Es sei daran erinnert, dass sich die Bedingungen auf dem Arbeitsmarkt nach der großen Finanzkrise 2008/2009 nur sehr langsam verbessert haben, obwohl die Fed überaus akkommodierend und geduldig vorging. Dies könnte sich dieses Mal wiederholen, insbesondere angesichts der schnellen Fortschritte des globalen Digitalisierungstrends. Was Europa betrifft, so wird die EZB wahrscheinlich dem Beispiel der Fed folgen, da die Polarisierung bei der Beschäftigung auch für Christine Lagarde ein wichtiges Thema ist.

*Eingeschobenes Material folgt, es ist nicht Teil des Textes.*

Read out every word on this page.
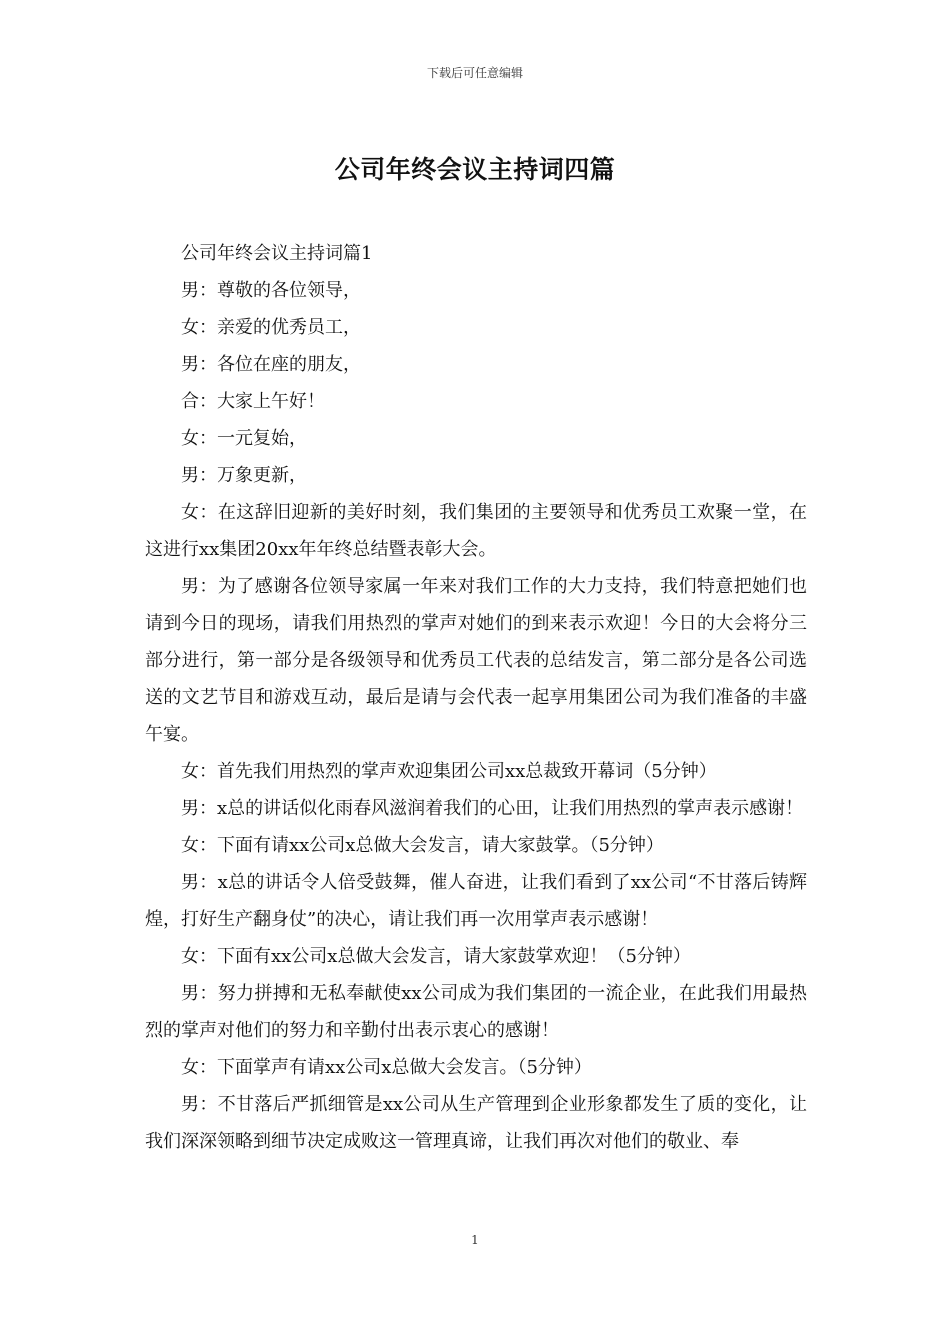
下载后可任意编辑
公司年终会议主持词四篇

公司年终会议主持词篇1

男：尊敬的各位领导，

女：亲爱的优秀员工，

男：各位在座的朋友，

合：大家上午好！

女：一元复始，

男：万象更新，

女：在这辞旧迎新的美好时刻，我们集团的主要领导和优秀员工欢聚一堂，在这进行xx集团20xx年年终总结暨表彰大会。

男：为了感谢各位领导家属一年来对我们工作的大力支持，我们特意把她们也请到今日的现场，请我们用热烈的掌声对她们的到来表示欢迎！今日的大会将分三部分进行，第一部分是各级领导和优秀员工代表的总结发言，第二部分是各公司选送的文艺节目和游戏互动，最后是请与会代表一起享用集团公司为我们准备的丰盛午宴。

女：首先我们用热烈的掌声欢迎集团公司xx总裁致开幕词（5分钟）

男：x总的讲话似化雨春风滋润着我们的心田，让我们用热烈的掌声表示感谢！

女：下面有请xx公司x总做大会发言，请大家鼓掌。（5分钟）

男：x总的讲话令人倍受鼓舞，催人奋进，让我们看到了xx公司“不甘落后铸辉煌，打好生产翻身仗”的决心，请让我们再一次用掌声表示感谢！

女：下面有xx公司x总做大会发言，请大家鼓掌欢迎！（5分钟）

男：努力拼搏和无私奉献使xx公司成为我们集团的一流企业，在此我们用最热烈的掌声对他们的努力和辛勤付出表示衷心的感谢！

女：下面掌声有请xx公司x总做大会发言。（5分钟）

男：不甘落后严抓细管是xx公司从生产管理到企业形象都发生了质的变化，让我们深深领略到细节决定成败这一管理真谛，让我们再次对他们的敬业、奉

1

Die Märkte könnten sich überrascht zeigen über die Möglichkeit, dass die Fed ihre Wertpapierkäufe fortsetzt, bis ein tatsächlicher Beschäftigungszuwachs auf breiter Basis erreicht ist. Dies liegt daran, dass die Märkte dazu neigen, sich auf aggregierte Arbeitsmarktdaten zu konzentrieren, was sie zu der Annahme veranlasst, dass die Fed bereits in relativ naher Zukunft mit der Drosselung beginnen wird. Dies würde die Zurückhaltung der Fed verstärken und sowohl Staats- als auch Unternehmensanleihen, insbesondere nachrangige Investment-Grade-Strukturen und Hochzinsanleihen, unterstützen. Insgesamt scheint es in einem unausgewogenen und der Digitalisierung unterworfenen Wirtschaftsumfeld schwierig zu sein, das Regime „lower for longer“ zu ändern.